A opção do Governo pela privatização é injustificada a todos os níveis, incluindo o plano económico, na medida em que as empresas apresentam lucros assinaláveis e realizaram um investimento muito substancial ao longo dos últimos anos. A empresa lucrou, só nos últimos três anos mais de 60 milhões de euros e é proprietária de equipamentos e infraestruturas que ascendem a várias centenas de milhões de euros em valor. O encaixe esperado com esta privatização não ultrapassa os 170 milhões de euros, o que é por si só ilustrativo da má opção que o Governo está a tomar. É uma privatização que, à semelhança das realizadas até aqui, não representa interesse público, nem económico, nem mesmo do ponto de vista das contas públicas.
Não representa uma boa opção do ponto de vista político pois a privatização abre o caminho para a degradação da qualidade do serviço público, subordina opções fundamentais de saúde pública, ambiente e ordenamento ao desígnio do lucro de acionistas privados, cria as condições para o aumento das tarifas cobradas aos municípios e aos cidadãos, e representa pouco mais, a verificar-se o encaixe financeiro previsto, do que 15 a 20 dias de gastos com juros da dívida que o Governo entrega a mãos alheias por se negar a defender o interesse nacional e renegociar a dívida. Ou seja, o Governo prepara-se para, contra as populações, entregar um vasto conjunto de sistemas, a sua gestão e património, que levou décadas a construir e a consolidar, pelo valor que gasta em poucos dias de submissão.

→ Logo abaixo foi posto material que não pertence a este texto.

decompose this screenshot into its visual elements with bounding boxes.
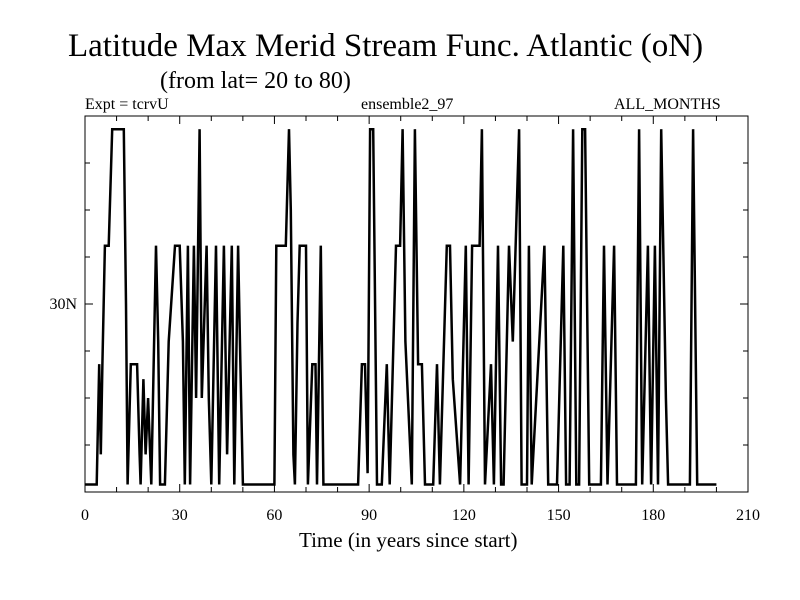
- x-tick-label: 0: [81, 507, 89, 524]
- chart-subtitle: (from lat= 20 to 80): [160, 68, 351, 94]
- x-tick-label: 120: [452, 507, 476, 524]
- x-axis-label: Time (in years since start): [299, 528, 518, 552]
- x-tick-label: 60: [266, 507, 282, 524]
- series-line: [85, 127, 717, 486]
- experiment-label: Expt = tcrvU: [85, 96, 169, 113]
- ensemble-label: ensemble2_97: [361, 96, 454, 113]
- x-tick-label: 180: [641, 507, 665, 524]
- y-tick-label: 30N: [49, 296, 77, 313]
- x-tick-label: 150: [547, 507, 571, 524]
- x-tick-label: 30: [172, 507, 188, 524]
- x-tick-label: 90: [361, 507, 377, 524]
- x-tick-label: 210: [736, 507, 760, 524]
- chart-title: Latitude Max Merid Stream Func. Atlantic…: [68, 28, 704, 64]
- months-label: ALL_MONTHS: [614, 96, 721, 113]
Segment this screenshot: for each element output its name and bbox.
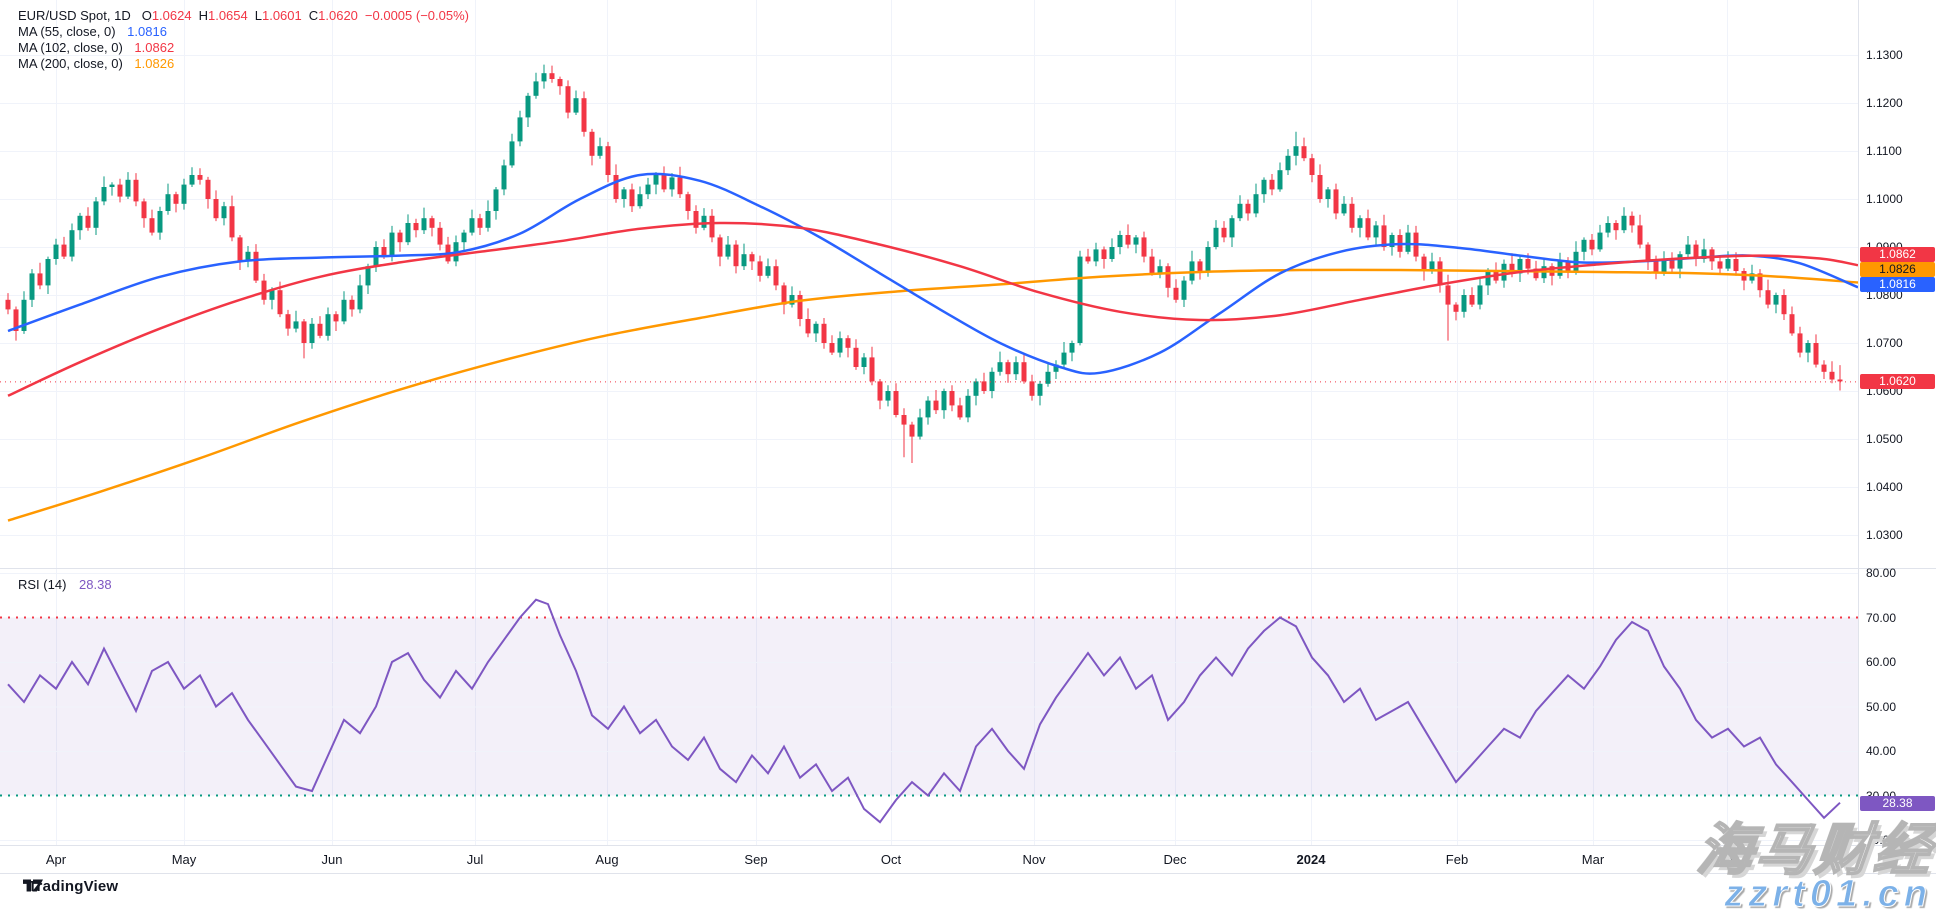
rsi-axis-label: 40.00	[1866, 744, 1897, 758]
price-axis-label: 1.0500	[1866, 432, 1903, 446]
ohlc-value: 1.0654	[207, 8, 248, 23]
symbol-title: EUR/USD Spot, 1D	[18, 8, 131, 23]
ohlc-letter: O	[141, 8, 152, 23]
time-axis-label: Dec	[1163, 852, 1187, 867]
ma200-legend-row[interactable]: MA (200, close, 0) 1.0826	[18, 56, 469, 71]
symbol-legend-row[interactable]: EUR/USD Spot, 1D O1.0624 H1.0654 L1.0601 C1.…	[18, 8, 469, 23]
ma-200-line	[7, 268, 1859, 522]
ma-55-line	[7, 172, 1859, 375]
price-axis-label: 1.1200	[1866, 96, 1903, 110]
rsi-legend-row[interactable]: RSI (14) 28.38	[18, 577, 112, 592]
time-axis-label: May	[171, 852, 197, 867]
time-axis-label: Nov	[1022, 852, 1046, 867]
ma55-label: MA (55, close, 0)	[18, 24, 116, 39]
time-axis-label: Jul	[466, 852, 484, 867]
tradingview-logo[interactable]: TradingView	[22, 878, 118, 895]
ma200-label: MA (200, close, 0)	[18, 56, 123, 71]
change-value: −0.0005 (−0.05%)	[364, 8, 469, 23]
time-axis-label: Mar	[1581, 852, 1605, 867]
rsi-axis-label: 20.00	[1866, 833, 1897, 847]
price-axis-badge: 1.0816	[1860, 277, 1935, 292]
ohlc-letter: L	[254, 8, 262, 23]
price-axis-label: 1.1000	[1866, 192, 1903, 206]
ohlc-values: O1.0624 H1.0654 L1.0601 C1.0620	[135, 8, 358, 23]
ma200-value: 1.0826	[134, 56, 175, 71]
ma55-value: 1.0816	[127, 24, 167, 39]
time-axis-label: Sep	[744, 852, 768, 867]
time-axis-label: Apr	[1716, 852, 1738, 867]
tradingview-logo-text: TradingView	[28, 878, 119, 895]
ma102-label: MA (102, close, 0)	[18, 40, 123, 55]
rsi-value: 28.38	[79, 577, 112, 592]
price-axis-badge: 1.0826	[1860, 262, 1935, 277]
price-axis-badge: 1.0862	[1860, 247, 1935, 262]
tradingview-logo-icon	[23, 879, 43, 892]
ma55-legend-row[interactable]: MA (55, close, 0) 1.0816	[18, 24, 469, 39]
ma102-value: 1.0862	[134, 40, 175, 55]
time-axis-label: Oct	[880, 852, 902, 867]
ohlc-value: 1.0624	[151, 8, 192, 23]
price-axis-label: 1.0300	[1866, 528, 1903, 542]
price-axis-label: 1.1300	[1866, 48, 1903, 62]
rsi-axis-label: 70.00	[1866, 610, 1897, 625]
price-axis-badge: 1.0620	[1860, 374, 1935, 389]
ohlc-value: 1.0601	[261, 8, 302, 23]
rsi-label: RSI (14)	[18, 577, 67, 592]
candlestick-series[interactable]	[5, 64, 1843, 463]
ohlc-letter: H	[198, 8, 208, 23]
time-axis-label: Jun	[321, 852, 343, 867]
ohlc-letter: C	[308, 8, 319, 23]
rsi-axis-label: 60.00	[1866, 655, 1897, 669]
time-axis-label: Feb	[1445, 852, 1469, 867]
rsi-indicator-line	[7, 598, 1841, 824]
main-legend: EUR/USD Spot, 1D O1.0624 H1.0654 L1.0601 C1.…	[18, 8, 469, 72]
rsi-axis-label: 80.00	[1866, 566, 1897, 580]
time-axis-label: Aug	[595, 852, 619, 867]
time-axis-label: Apr	[45, 852, 67, 867]
rsi-value-badge: 28.38	[1860, 796, 1935, 811]
price-axis-label: 1.0700	[1866, 336, 1903, 350]
ma102-legend-row[interactable]: MA (102, close, 0) 1.0862	[18, 40, 469, 55]
price-axis-label: 1.1100	[1866, 144, 1902, 158]
rsi-axis-label: 50.00	[1866, 699, 1897, 714]
price-axis-label: 1.0400	[1866, 480, 1903, 494]
ohlc-value: 1.0620	[318, 8, 358, 23]
time-axis-label: 2024	[1296, 852, 1326, 867]
ma-102-line	[7, 221, 1859, 397]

Ao mesmo tempo, após a privatização da Aquapor, ainda pelo Governo PS, o Governo entrega mais uma importante componente do Grupo Águas de Portugal a privados, acentuando o ritmo da privatização do Grupo e dos sistemas por esse grupo detidos, retirando do Estado central e das autarquias, o poder de definir a estratégia e o funcionamento desses sistemas, bem como abdicando dos lucros e do valor ambiental e económico da empresa.
O Grupo Parlamentar do Partido Comunista Português denunciou desde o primeiro momento a visão do Governo para os serviços públicos e a ideologia que marcadamente o guia na reconfiguração do Estado, reafectando recursos e alterando missões, colocando-o cada vez mais ao serviço dos grandes grupos económicos e cada vez menos ao serviço dos cidadãos. A atuação do Governo como comissão de negócios do capital transnacional não se conforma com o projeto constitucional, nem assegura a defesa do interesse público; antes o ameaça.
O PCP propõe a manutenção da EGF na esfera da gestão e da propriedade pública, sujeita à orientação e escrutínio democráticos, subordinada ao interesse público, capacitada para captar o financiamento necessário para os investimentos futuros, mas também capaz de o colocar integralmente ao serviço das populações, melhorando o serviço e mantendo as tarifas e opções de gestão nos níveis mais compatíveis com a salvaguarda dos valores ambientais, da saúde pública e, simultaneamente, com a situação social e económica das populações.
Nesse sentido, ao abrigo das disposições legais e regimentais aplicáveis, os Deputados abaixo assinados do Grupo Parlamentar do PCP apresentam o seguinte Projeto de Lei:
Artigo 1.º
Revogação
É revogado o Decreto-Lei n.º 45/2014, de 20 de março, que “aprova o processo de reprivatização da Empresa Geral do Fomento, S.A” (EGF).
Artigo 2.º
Entrada em vigor
A presente lei entra em vigor no dia seguinte à sua publicação.